Alexa menerima amplop cokelat itu, Ia lalu membolak-balik amplop cokelat itu untuk mencari tahu nama pengirimnya.
"Aneh! Kenapa tidak ada nama pengirimnya? Tapi kenapa tertera namaku?" tanyanya
"Bibik tidak tahu, Non. Coba dibuka dulu, siapa tahu dari teman atau dari siapa gitu," saran Minah. "Bik Minah pamit dulu ya, Non. Bibik mau lanjutin masak dulu," pamitnya.
Alexa mengangguk pelan sembari menatap punggung Minah yang berjalan keluar dari kamarnya. Setelah itu Alexa langsung membuka amplop cokelat tersebut lalu mengeluarkan isi di dalamnya.
"Apa ini? Kenapa cuma ada potongan berita dari koran?" gumamnya sambil terus mengeluarkan isi di dalamnya.
Alexa kemudian menata lembaran-lembaran kertas dengan yang ditempeli guntingan berita dari koran. Gadis itu kemudian membacanya artikel tersebut.
"Berita tentang hilangnya seorang pengusaha konstruksi bernama Jonathan Ayden yang saat ini belum juga diketahui kabarnya," bacanya lirih.
"Jonathan Ayden? Siapa dia? Nama itu sepertinya tidak asing di telingaku?"
Alexa tampak berpikir keras, gadis itu kemudian membaca artikel itu kembali.
"Perusahaan J Construction kemudian diakuisisi oleh pengusaha sekaligus bos mafia Indra Prayoga."
"Apa!! Indra Prayoga? J Construction? Sepertinya aku pernah dengar nama perusahaan ini, tapi dimana? Lalu ... apa hubungan papa dengan perusahaan J Construction dengan seorang pria bernama Jonathan?"
Alexa menghela napas, gadis itu benar-benar tidak tahu maksud dari berita-berita ini. Lantas, tujuan dari sang pengirim itu apa?
"Sudahlah, ini pasti dari orang iseng. Lebih baik sekarang tidur saja," ucapnya sambil memasukkan kembali kertas-kertas itu ke dalam amplop cokelat lalu ia masukkan ke dalam laci.
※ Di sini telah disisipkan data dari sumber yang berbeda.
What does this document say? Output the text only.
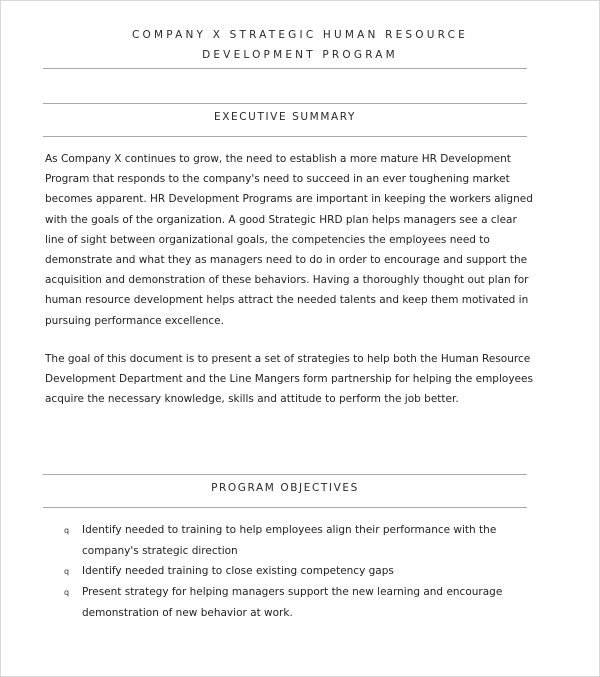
COMPANY X STRATEGIC HUMAN RESOURCE
DEVELOPMENT PROGRAM
EXECUTIVE SUMMARY

As Company X continues to grow, the need to establish a more mature HR Development
Program that responds to the company's need to succeed in an ever toughening market
becomes apparent. HR Development Programs are important in keeping the workers aligned
with the goals of the organization. A good Strategic HRD plan helps managers see a clear
line of sight between organizational goals, the competencies the employees need to
demonstrate and what they as managers need to do in order to encourage and support the
acquisition and demonstration of these behaviors. Having a thoroughly thought out plan for
human resource development helps attract the needed talents and keep them motivated in
pursuing performance excellence.

The goal of this document is to present a set of strategies to help both the Human Resource
Development Department and the Line Mangers form partnership for helping the employees
acquire the necessary knowledge, skills and attitude to perform the job better.

PROGRAM OBJECTIVES
q	Identify needed to training to help employees align their performance with the
company's strategic direction
q	Identify needed training to close existing competency gaps
q	Present strategy for helping managers support the new learning and encourage
demonstration of new behavior at work.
Alexa kemudian menarik selimutnya lalu tidur. Kepalanya terasa berdenyut dan perutnya masih terasa perih, mungkin setelah beristirahat ia bisa kembali pulih, pikirnya.
***
Malam harinya, setelah makan malam ...
Alexa kembali mempelajari buku milik Eric dengan sembunyi-sembunyi. Gadis bertubuh langsing itu duduk di atas lantai yang berada sudut balkon. Punggung gadis itu menyandar ke tembok pembatas yang memisahkan antara kamarnya dengan kamar Daniel, Kali ini Alexa sungguh berhati-hati.
Mata Alexa sesekali mengawasi keadaan sekitarnya, ia masih merasa trauma saat terakhir kali ia ketahuan membaca buku kedokteran yang pada akhirnya semua bukunya dibakar oleh Leon setelah mendapat perintah dari Indra.
"Tidak apa-apa, Alexa. Papamu sudah tidur, ia tidak akan mungkin datang ke kamar secara tiba-tiba seperti jailang–"
"Alexa!! Kamu dimana?!" panggil Indra tiba-tiba yang langsung masuk ke dalam kamar Alexa.
Mata Alexa melebar. "Pa–papa!!" pekiknya kaget dan langsung berdiri dari duduknya.
"Alexa! Apa yang kamu lakukan di situ?" tanya Indra yang sudah berdiri tepat di depan pintu balkon kamarnya
Alexa langsung menyembunyikan buku di belakang tubuhnya. Keringat dingin mengucur dari dahinya.
Tidak! Apakah Alexa akan ketahuan sedang membaca buku kedokteran, lagi???
To be continued.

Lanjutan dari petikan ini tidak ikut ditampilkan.